Enjeux énergétiques : sous la géopolitique, les pipelines
Au cœur de cette guerre d’influence se trouvent les ressources. Deux projets énergétiques africains retiennent particulièrement l’attention : le pipeline transsaharien Nigeria-Algérie (NIGAL) et le gazoduc Nigeria-Maroc (NMGP). Ces deux corridors concurrents visent à connecter les réserves de gaz du golfe de Guinée aux marchés européens, via le Maghreb. L’un passe par l’Algérie, l’autre par le Maroc, et chacun représente un enjeu colossal pour l’avenir énergétique du continent.
La Russie, en tant que fournisseur majeur de gaz, observe ces développements avec une attention stratégique. Si l’Afrique subsaharienne devient un exportateur massif vers l’Europe, cela fragilise l’influence énergétique russe. En conséquence, Moscou pourrait chercher à peser sur ces projets, directement ou par alliés interposés.

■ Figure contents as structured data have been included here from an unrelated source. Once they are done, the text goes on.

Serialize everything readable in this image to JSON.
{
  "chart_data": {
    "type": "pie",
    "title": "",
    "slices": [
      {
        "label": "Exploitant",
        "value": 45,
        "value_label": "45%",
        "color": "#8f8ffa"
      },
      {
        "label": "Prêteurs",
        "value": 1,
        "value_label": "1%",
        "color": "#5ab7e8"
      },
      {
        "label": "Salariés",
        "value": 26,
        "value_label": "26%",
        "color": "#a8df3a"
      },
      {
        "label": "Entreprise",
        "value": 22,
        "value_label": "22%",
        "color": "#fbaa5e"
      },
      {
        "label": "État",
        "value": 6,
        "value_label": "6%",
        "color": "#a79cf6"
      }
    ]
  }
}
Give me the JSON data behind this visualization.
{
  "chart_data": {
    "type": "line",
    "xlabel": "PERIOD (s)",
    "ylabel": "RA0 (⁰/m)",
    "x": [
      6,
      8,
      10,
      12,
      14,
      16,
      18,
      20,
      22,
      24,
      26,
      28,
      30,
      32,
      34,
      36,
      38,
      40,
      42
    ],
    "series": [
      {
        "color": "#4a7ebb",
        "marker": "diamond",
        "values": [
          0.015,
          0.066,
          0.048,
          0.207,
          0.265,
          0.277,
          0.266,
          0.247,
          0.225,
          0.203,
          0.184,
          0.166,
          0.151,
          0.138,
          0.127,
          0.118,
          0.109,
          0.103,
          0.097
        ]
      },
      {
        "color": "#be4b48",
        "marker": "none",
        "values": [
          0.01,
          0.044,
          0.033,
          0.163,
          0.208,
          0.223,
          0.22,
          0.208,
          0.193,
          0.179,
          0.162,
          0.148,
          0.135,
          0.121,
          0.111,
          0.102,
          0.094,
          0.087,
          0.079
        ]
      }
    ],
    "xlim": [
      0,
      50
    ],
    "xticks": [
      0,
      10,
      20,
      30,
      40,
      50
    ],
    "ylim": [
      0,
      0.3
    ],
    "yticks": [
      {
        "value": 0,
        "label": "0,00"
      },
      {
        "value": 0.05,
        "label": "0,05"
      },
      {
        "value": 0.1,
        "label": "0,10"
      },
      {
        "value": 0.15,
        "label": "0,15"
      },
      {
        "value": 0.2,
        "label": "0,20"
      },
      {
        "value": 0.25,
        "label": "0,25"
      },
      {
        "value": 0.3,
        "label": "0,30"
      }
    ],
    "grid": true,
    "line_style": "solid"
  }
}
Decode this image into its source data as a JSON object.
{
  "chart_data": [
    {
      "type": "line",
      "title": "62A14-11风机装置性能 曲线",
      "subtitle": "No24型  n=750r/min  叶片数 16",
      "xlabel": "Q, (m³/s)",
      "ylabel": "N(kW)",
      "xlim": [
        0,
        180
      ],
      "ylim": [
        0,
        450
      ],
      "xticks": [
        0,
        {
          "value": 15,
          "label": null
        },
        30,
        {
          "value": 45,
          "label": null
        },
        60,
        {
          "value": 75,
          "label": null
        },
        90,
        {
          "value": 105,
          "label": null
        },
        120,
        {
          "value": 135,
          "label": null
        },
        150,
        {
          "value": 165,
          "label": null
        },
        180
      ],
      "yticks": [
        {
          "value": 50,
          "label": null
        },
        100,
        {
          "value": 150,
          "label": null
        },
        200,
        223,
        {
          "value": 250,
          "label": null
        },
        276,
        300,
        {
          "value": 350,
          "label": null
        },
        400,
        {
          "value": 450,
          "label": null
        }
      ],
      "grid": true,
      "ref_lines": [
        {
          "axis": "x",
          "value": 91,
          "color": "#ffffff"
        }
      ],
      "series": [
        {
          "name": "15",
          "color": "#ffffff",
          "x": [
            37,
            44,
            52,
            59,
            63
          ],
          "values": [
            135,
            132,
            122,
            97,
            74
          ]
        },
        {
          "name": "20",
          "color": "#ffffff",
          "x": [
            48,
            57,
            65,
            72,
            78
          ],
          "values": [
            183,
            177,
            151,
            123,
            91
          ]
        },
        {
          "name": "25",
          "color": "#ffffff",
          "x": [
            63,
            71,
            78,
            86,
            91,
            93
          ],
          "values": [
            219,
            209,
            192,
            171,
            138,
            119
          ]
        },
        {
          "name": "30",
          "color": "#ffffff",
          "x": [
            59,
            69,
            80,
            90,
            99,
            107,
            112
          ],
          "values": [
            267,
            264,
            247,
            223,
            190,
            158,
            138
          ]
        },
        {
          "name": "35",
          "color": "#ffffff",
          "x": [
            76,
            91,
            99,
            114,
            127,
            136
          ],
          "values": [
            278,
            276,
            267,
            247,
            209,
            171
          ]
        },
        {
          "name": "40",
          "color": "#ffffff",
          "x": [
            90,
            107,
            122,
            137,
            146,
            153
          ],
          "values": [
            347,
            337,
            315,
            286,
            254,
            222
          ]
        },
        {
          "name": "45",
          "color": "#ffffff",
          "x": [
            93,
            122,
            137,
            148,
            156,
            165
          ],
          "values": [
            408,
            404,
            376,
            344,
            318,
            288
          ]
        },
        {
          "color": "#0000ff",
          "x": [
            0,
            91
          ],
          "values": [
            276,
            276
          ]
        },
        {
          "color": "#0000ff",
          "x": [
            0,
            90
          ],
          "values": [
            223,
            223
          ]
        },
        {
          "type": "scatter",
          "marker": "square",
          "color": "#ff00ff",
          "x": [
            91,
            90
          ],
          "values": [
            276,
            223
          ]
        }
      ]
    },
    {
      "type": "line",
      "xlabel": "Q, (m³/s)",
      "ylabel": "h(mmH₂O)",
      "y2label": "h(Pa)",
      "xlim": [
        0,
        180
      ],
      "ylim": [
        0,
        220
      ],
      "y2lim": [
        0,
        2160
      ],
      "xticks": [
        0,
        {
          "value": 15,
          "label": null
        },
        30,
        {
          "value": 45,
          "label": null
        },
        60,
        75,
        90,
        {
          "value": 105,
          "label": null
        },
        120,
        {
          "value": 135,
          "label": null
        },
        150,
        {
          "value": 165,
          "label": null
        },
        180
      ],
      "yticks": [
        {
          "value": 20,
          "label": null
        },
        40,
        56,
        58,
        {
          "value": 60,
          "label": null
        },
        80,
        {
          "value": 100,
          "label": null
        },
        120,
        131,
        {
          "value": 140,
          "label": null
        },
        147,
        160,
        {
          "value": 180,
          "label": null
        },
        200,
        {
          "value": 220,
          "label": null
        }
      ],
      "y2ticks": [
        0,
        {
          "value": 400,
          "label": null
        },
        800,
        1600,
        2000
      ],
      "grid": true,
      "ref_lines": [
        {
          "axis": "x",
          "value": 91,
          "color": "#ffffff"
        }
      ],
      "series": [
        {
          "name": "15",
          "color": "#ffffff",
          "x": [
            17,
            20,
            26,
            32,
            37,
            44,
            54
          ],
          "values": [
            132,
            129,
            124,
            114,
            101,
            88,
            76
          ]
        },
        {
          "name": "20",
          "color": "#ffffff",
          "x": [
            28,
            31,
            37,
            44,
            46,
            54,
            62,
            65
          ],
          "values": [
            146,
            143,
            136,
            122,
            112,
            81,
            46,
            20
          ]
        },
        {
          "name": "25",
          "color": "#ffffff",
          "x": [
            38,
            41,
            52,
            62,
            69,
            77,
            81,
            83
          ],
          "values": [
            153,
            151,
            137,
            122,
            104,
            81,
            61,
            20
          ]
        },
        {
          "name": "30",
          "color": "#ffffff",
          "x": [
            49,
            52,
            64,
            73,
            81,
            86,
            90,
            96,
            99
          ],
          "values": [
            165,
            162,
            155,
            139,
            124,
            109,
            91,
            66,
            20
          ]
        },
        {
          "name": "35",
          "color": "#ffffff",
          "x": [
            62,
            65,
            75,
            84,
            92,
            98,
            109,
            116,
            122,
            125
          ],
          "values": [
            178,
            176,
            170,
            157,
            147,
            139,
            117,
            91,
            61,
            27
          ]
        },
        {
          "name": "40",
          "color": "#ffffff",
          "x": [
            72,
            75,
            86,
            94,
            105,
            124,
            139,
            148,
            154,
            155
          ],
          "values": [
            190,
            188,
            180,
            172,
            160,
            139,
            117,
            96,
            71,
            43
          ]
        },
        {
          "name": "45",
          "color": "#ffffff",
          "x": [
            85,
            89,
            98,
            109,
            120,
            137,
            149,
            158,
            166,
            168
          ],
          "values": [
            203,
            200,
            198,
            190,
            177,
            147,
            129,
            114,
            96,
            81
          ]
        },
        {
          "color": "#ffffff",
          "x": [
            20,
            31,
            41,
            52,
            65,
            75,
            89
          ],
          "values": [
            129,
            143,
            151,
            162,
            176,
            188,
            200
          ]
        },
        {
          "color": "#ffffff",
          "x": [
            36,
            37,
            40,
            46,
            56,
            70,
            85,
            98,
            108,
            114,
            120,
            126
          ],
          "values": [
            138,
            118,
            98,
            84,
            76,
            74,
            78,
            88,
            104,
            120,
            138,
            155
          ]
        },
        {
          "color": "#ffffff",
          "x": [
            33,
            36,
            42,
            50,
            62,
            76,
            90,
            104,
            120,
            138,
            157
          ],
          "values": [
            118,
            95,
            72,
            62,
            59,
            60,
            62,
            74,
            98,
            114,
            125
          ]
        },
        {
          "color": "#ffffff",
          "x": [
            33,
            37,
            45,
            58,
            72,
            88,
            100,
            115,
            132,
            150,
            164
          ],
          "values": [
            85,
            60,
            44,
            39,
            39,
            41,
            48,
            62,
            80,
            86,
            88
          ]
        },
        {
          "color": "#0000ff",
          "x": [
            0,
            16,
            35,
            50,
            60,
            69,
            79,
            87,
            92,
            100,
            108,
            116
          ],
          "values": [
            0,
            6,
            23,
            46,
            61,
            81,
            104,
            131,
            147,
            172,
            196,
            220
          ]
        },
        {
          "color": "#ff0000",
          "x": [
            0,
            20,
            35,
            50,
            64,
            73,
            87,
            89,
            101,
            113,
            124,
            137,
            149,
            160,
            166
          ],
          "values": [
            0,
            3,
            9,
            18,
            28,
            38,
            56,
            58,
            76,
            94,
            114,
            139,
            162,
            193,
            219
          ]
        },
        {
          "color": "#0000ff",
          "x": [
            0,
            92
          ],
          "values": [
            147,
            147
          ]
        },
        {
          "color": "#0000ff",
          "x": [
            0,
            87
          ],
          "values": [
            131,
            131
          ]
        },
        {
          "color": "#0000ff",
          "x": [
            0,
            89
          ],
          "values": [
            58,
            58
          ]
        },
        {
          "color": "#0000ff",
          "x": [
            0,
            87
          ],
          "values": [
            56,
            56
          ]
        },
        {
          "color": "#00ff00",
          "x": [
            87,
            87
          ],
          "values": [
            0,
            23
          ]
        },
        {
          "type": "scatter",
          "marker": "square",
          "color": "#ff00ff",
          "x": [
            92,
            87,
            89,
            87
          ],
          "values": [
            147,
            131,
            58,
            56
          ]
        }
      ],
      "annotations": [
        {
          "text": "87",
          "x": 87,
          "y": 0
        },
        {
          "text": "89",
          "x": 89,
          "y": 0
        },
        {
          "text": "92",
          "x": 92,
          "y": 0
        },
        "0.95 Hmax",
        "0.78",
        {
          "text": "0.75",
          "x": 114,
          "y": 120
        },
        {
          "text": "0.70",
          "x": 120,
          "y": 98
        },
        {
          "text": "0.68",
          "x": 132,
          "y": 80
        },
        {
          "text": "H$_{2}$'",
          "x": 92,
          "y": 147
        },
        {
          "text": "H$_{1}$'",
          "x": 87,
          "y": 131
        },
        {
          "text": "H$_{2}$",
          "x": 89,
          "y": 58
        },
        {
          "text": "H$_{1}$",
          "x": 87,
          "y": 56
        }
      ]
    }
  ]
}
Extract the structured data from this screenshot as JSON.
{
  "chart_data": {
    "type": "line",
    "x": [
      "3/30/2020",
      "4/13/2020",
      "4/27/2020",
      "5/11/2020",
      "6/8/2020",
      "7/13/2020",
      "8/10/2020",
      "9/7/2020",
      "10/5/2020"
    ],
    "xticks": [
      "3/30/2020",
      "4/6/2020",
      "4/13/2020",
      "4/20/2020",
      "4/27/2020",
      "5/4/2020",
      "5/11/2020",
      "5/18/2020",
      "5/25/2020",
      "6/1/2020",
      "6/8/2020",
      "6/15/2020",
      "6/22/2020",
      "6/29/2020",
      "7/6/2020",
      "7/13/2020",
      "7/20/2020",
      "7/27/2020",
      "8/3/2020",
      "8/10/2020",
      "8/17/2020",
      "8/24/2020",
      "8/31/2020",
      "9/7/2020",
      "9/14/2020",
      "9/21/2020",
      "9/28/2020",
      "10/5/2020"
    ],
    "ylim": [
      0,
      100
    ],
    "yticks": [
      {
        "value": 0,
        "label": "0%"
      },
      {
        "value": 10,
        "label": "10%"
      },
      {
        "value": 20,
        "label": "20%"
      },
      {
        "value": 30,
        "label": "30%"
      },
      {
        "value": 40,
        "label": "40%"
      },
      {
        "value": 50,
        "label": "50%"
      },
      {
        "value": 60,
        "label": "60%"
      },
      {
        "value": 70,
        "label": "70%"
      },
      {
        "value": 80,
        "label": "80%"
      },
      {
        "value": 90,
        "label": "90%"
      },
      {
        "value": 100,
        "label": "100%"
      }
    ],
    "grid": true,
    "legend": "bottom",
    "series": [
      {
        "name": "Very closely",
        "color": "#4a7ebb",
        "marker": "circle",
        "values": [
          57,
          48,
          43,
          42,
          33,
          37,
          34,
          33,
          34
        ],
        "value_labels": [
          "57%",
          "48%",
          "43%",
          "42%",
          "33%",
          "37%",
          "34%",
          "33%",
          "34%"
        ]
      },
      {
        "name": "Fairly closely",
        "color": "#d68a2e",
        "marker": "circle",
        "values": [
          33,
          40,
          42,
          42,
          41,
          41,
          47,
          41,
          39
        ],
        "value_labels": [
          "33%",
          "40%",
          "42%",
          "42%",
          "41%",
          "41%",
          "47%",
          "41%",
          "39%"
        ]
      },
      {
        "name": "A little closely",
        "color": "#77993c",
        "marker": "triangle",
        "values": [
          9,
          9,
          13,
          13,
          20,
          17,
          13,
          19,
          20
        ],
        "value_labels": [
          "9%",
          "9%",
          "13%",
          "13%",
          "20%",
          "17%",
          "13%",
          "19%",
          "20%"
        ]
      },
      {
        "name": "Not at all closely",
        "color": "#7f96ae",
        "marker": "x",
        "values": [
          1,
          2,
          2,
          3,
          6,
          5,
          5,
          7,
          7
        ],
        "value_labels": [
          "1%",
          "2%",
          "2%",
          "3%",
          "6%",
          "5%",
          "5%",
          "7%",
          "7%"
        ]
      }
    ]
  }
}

Et c’est là que la Tunisie redevient clé. Si la Russie réussit à s’ancrer dans le sud tunisien ou à contrôler, même indirectement, certaines routes migratoires ou logistiques, elle dispose d’un moyen de pression supplémentaire, non seulement sur l’Europe, mais sur les compétiteurs régionaux.
Et demain ? Scénarios d’une recomposition maghrébine
À court terme, la Tunisie pourrait se voir proposer plus de "coopération" sécuritaire par les Russes, les Turcs ou les Chinois, sous couvert de lutte contre le terrorisme ou l'immigration irrégulière. À moyen terme, une polarisation du Maghreb pourrait voir le jour : un axe Algérie-Tunisie influencé par Moscou et Pékin, face à un axe Maroc-Europe-Amérique du Nord.
Mais rien n’est figé. L’instabilité structurelle de la Libye, la fragilité politique tunisienne, les hésitations stratégiques algériennes laissent place à tous les renversements d’alliances.
Une chose est sûre : l’époque où la Méditerranée sud était une arrière-cour de l’Europe est révolue. Désormais, c’est un échiquier global, où se croisent diplomatie de l’énergie, stratégies de puissance et tactiques de subversion.
Et parfois, tout commence par une arrestation, suivie d'une libération, presque passée inaperçue, à Djerba.